At this level, a senior accountant might report on mergers and acquisitions, divestitures, complex capital raising and financing structures, financial instruments, revenue recognition, and provide startup and bankruptcy accounting support to clients. Accountants at this level are also responsible for staff management and business decisions.
If you are interviewing at this level, it is critical that you show your leadership and management skills. You will be expected to delegate the accounting operations to mid-level managers. Your role is to maintain oversight and develop a strategy. Thus, the questions here are more likely to try to determine how your management style will fit into the executive suite at the company in question.
These questions might be asked in an interview for a lead accountant, specialized accountant, senior accountant, supervisory accountant, or advanced accountant role.
1. What is the biggest challenge facing the accounting profession today?
If you have researched the firm and, ideally, talked to insiders who can familiarize you with the company’s operations and systems, you will be better equipped to answer this question. Discuss a subject that is relevant to the firm. For example, if the firm is breaking into international markets, you might discuss the difficulties in standardizing international accounting practices. If the firm’s focus is tax accounting, discuss notable recent changes in the tax code.
2. What applications are familiar with?
You are not expected to be a tech expert at the management level. However, the interviewer will want to see that you grasp recent technology events and what competitors might be moving towards. Awareness of the current and future market is crucial to developing strategy.
You might describe the applications that you use currently, but then give an example of a new system that you think is potentially very exciting for the accounting or finance industry.
3. Define any accounting process that you developed or sought to improve?
Explain a past role where you changed the process or system to produce quantifiable results. For example, you introduced an app for staff to input travel expenses, which reduced processing time by 50%.
4. How have you helped reduce costs in a previous accounting job?
The role of an accountant is to record expenses with the ultimate goal of reducing expenses. Give an example of a time you were able to identify and eliminate unnecessary costs. For example, perhaps different departments were using the same software, but each was paying separate licensing fees. You were able to pay one fee for the whole organization and reduce the cost by 20%.
5. How do you ensure superior service to clients?
At this level, you probably will have a client-facing role. The interviewer needs to know if you understand customer focus and whether the client takes priority in your business approach.

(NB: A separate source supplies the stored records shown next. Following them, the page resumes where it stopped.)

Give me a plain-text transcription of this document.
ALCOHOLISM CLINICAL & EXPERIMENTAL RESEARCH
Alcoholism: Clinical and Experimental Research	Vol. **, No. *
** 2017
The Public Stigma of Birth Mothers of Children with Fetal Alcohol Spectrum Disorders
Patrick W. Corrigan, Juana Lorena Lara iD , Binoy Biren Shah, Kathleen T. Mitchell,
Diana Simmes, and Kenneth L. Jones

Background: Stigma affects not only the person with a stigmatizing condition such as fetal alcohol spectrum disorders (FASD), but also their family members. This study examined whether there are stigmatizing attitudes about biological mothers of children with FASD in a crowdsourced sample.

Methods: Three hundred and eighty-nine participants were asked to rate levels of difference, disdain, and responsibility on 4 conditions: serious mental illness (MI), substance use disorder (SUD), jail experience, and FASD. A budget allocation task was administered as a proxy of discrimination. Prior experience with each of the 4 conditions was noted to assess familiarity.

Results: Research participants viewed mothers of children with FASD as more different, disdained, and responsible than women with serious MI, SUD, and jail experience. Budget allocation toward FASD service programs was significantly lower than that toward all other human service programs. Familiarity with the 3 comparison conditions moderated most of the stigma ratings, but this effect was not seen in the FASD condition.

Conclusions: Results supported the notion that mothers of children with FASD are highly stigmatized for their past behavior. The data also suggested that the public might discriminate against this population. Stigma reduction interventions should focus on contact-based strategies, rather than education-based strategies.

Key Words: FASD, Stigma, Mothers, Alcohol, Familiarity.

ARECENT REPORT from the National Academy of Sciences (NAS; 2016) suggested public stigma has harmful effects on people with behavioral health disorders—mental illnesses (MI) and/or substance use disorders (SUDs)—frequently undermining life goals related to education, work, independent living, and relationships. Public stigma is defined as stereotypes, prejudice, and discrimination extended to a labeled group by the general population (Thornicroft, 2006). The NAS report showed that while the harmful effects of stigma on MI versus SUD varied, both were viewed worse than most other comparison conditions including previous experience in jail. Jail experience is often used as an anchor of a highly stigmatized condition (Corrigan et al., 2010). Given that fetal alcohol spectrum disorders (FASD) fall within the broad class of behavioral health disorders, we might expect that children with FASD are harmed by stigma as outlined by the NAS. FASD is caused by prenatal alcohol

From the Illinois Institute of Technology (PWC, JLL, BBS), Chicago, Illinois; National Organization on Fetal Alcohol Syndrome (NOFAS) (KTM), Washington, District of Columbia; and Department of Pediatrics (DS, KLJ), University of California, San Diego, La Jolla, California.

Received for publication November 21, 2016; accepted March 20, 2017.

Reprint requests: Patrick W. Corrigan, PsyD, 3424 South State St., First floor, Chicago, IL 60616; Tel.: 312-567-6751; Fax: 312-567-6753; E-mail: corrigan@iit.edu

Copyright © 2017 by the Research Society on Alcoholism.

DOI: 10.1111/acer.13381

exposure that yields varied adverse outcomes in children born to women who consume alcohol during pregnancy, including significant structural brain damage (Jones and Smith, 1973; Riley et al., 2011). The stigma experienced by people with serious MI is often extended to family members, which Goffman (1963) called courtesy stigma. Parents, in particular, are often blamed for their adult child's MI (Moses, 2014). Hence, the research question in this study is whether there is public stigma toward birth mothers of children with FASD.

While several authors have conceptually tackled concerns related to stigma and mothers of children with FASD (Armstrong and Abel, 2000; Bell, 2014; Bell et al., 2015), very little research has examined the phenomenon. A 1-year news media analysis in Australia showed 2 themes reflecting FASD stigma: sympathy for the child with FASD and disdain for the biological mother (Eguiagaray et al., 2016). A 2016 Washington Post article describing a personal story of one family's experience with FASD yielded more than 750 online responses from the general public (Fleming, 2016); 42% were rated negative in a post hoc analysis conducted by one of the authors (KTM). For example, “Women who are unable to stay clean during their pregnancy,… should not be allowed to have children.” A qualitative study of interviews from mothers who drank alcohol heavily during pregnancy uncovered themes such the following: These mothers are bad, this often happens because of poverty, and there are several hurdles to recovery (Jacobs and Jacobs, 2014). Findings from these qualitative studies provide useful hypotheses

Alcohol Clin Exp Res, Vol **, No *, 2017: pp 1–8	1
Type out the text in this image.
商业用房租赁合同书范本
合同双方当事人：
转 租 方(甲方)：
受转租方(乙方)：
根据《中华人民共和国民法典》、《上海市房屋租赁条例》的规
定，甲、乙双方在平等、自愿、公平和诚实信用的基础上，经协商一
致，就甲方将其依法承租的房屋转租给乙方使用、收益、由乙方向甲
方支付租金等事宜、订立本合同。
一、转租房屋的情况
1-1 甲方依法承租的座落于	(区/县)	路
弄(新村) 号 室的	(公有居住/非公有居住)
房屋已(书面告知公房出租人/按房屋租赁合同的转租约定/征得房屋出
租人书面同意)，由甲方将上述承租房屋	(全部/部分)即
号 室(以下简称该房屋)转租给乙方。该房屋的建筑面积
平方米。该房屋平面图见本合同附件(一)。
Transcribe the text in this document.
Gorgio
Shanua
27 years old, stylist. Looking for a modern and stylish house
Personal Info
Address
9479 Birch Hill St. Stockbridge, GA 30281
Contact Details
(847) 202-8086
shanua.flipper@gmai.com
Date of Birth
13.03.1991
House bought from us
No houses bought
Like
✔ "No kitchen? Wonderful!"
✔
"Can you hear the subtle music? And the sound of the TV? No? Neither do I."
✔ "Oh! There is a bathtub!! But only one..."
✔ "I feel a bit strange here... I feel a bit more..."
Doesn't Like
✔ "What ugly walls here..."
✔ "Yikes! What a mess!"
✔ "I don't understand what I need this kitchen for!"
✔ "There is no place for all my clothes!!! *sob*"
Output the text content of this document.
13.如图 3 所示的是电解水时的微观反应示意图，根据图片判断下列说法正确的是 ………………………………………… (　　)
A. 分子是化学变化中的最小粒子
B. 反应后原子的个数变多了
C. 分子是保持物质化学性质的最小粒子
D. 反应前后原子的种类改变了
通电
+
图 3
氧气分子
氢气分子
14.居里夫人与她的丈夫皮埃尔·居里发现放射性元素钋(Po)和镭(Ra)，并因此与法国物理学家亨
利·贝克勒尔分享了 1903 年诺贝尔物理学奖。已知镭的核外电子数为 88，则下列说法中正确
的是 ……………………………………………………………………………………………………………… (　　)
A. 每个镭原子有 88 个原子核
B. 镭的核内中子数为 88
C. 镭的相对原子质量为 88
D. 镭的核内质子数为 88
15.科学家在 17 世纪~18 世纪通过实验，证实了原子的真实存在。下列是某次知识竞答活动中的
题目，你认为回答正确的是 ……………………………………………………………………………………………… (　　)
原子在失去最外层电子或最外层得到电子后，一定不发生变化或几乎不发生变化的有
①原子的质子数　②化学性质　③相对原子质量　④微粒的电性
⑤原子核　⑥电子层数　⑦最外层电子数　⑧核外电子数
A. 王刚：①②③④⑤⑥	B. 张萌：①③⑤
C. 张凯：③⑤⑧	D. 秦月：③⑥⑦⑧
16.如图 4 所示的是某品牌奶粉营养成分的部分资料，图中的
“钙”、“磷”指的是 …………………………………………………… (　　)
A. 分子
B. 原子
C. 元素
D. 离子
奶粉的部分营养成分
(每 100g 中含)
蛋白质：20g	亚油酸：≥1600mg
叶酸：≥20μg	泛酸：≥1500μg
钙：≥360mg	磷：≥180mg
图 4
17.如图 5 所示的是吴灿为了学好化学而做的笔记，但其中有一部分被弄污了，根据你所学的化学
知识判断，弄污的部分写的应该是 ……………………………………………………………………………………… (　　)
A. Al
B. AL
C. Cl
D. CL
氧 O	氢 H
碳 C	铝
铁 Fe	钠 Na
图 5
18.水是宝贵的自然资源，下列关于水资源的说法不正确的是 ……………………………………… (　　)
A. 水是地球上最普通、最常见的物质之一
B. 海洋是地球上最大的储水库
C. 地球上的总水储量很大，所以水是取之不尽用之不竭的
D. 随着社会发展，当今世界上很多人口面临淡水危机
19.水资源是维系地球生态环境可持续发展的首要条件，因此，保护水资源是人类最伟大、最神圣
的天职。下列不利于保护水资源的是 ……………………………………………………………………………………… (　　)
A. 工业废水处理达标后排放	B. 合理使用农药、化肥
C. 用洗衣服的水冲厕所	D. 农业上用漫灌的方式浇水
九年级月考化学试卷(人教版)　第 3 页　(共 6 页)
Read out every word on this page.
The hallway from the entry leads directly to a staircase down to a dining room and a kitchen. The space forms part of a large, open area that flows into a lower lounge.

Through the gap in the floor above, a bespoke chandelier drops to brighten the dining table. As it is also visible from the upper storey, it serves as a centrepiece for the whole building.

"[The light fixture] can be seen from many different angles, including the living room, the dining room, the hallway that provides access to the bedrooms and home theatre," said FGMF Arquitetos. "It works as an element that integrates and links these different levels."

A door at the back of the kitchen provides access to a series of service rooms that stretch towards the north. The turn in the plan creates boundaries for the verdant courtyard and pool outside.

This is an opportunity for you to demonstrate how you manage clients. Perhaps you had to walk a past client through a new process or persuade them to adopt a new system. Make sure the anecdote shows your people management skills and has a positive outcome.
6. How do you ensure tight deadlines are met?
Accountants face deadlines for financial statements. The interviewer wants to see time management skills and what safeguards you employ to meet deadlines. Basically, how good a project manager are you? How do you motivate people in times of crisis?
Give an example where your leadership made a difference. Perhaps you came up with a way to motivate a team to push through a difficult period but then rewarded them when the job was done. The interviewer wants to see how responsive and reliable you can be when things may not go completely to plan.
To thrive in the accounting profession, you absolutely must love number crunching. Whatever your professional level, if you can show excitement when you discuss the ins and outs of double-entry bookkeeping, statistical analysis, or price-to-earnings ratios, your affinity for all things numerical will shine.
1. What drew you to an accounting position?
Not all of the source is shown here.